THE STORY OF IMPRISONED CHILDREN:
The Kachargarh caves’ significance is through these 33 mischievous children who were imprisoned in the caves by Sambhu, the king of Gondwanaland, for their misbehavior and uncouth manners. He incarcerated them there for 12 years in order that they might be given proper instructions in the decencies of life. Sambhu also pronounced that they could not be released by any other than a great man who was none other than 'Lingo' (a saint). However, even to affect this release, Lingo’s music Guru, Heerasuka Patalir, had to be brought in to lure the children out to the sound of his Kingeri (a very important Gondi string instrument) of which he was a master. The children did actually hear it and wondering what it was, gave the boulder blocking the cave entrance such a huge heave that it toppled on to the outside. Unfortunately, Heerasuka, playing the Kingeri outside, was crushed under the boulder, but the children were released, taken by Lingo, brought up in his ashram and made to take the vows and made the Gurus of the 12 Phratries (social divisions).
Even today, Heerasuka is worshipped for his sacrifice before entering the cave. Kali Kankali also could not be reunited with her 33 children as she was struck by lightning and her ‘Samadhi’ is halfway up the hills to the Kachargarh caves.

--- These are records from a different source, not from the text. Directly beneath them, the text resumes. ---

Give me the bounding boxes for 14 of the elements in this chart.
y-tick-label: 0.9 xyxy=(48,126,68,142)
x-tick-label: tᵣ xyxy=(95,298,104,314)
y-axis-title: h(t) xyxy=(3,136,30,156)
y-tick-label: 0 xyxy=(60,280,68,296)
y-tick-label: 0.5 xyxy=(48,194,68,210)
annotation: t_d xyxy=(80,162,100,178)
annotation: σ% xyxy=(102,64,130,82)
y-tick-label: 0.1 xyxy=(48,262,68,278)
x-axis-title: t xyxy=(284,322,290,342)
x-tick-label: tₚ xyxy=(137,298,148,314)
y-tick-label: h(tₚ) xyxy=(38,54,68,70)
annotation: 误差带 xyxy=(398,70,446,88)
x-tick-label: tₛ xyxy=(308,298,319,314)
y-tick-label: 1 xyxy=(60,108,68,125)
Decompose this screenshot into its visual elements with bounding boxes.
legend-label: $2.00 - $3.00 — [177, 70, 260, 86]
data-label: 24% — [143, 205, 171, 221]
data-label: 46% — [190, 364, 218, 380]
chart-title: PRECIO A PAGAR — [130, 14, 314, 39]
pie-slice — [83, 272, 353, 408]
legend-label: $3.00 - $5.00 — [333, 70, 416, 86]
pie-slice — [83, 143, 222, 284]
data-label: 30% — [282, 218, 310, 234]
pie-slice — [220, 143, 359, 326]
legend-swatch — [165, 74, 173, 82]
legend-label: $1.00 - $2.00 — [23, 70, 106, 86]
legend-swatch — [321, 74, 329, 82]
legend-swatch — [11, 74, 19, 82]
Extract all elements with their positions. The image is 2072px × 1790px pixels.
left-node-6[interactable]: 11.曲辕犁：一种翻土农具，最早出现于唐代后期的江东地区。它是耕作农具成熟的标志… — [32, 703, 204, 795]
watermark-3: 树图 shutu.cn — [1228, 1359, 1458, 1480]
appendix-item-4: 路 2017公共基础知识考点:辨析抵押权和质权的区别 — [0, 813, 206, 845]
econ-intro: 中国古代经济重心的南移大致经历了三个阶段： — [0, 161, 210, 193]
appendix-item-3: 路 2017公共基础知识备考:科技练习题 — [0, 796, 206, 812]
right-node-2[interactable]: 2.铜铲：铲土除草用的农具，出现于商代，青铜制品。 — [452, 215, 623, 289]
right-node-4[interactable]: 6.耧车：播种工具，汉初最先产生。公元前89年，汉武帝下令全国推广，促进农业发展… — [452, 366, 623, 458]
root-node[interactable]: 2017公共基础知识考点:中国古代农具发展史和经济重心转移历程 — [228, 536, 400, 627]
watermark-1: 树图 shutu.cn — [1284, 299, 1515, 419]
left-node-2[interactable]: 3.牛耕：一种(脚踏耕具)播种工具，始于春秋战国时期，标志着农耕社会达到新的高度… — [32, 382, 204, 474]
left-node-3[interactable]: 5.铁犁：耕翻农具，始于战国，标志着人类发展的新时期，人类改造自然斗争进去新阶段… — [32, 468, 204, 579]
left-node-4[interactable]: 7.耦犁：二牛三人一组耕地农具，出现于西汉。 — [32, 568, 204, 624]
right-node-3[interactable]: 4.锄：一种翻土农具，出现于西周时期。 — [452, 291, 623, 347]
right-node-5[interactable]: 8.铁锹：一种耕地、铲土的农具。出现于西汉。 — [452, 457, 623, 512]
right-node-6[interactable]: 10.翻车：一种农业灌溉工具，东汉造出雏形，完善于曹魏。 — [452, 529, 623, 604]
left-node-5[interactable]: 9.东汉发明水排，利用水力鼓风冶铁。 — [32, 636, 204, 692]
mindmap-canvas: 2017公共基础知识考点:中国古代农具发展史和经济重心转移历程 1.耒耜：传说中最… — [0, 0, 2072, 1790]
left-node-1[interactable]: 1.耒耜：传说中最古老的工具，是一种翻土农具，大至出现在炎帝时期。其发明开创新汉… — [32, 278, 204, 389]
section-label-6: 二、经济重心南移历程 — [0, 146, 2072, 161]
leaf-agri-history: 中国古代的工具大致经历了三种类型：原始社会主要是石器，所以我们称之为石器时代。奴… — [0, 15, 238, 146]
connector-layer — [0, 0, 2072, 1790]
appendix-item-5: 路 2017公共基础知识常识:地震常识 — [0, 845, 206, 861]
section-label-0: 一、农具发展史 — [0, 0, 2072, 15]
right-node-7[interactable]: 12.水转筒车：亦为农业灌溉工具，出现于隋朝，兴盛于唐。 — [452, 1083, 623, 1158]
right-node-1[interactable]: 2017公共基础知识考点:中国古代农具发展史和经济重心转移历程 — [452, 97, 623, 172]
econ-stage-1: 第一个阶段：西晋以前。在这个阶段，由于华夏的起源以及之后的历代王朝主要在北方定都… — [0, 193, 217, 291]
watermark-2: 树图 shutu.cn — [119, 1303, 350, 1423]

Kali Kankali is celebrated here from the Magh Purnima (around February) for 15 days and this is one of the most important celebrations of the central Indian Gonds many of who congregate here from far and wide. Even otherwise the gathering here runs into lakhs, just as it does at Maha-Shivratri in Pachmarhi. A big fair here sells mostly urban wares, snacks and books on Gondi culture and religion. Entertainment is held on stage and inspiring talks on a very valuable and almost lost animistic Gondi culture are held by different learned people, especially Nagpurian, Dr. M. Kangali, their most revered and erudite mentor today.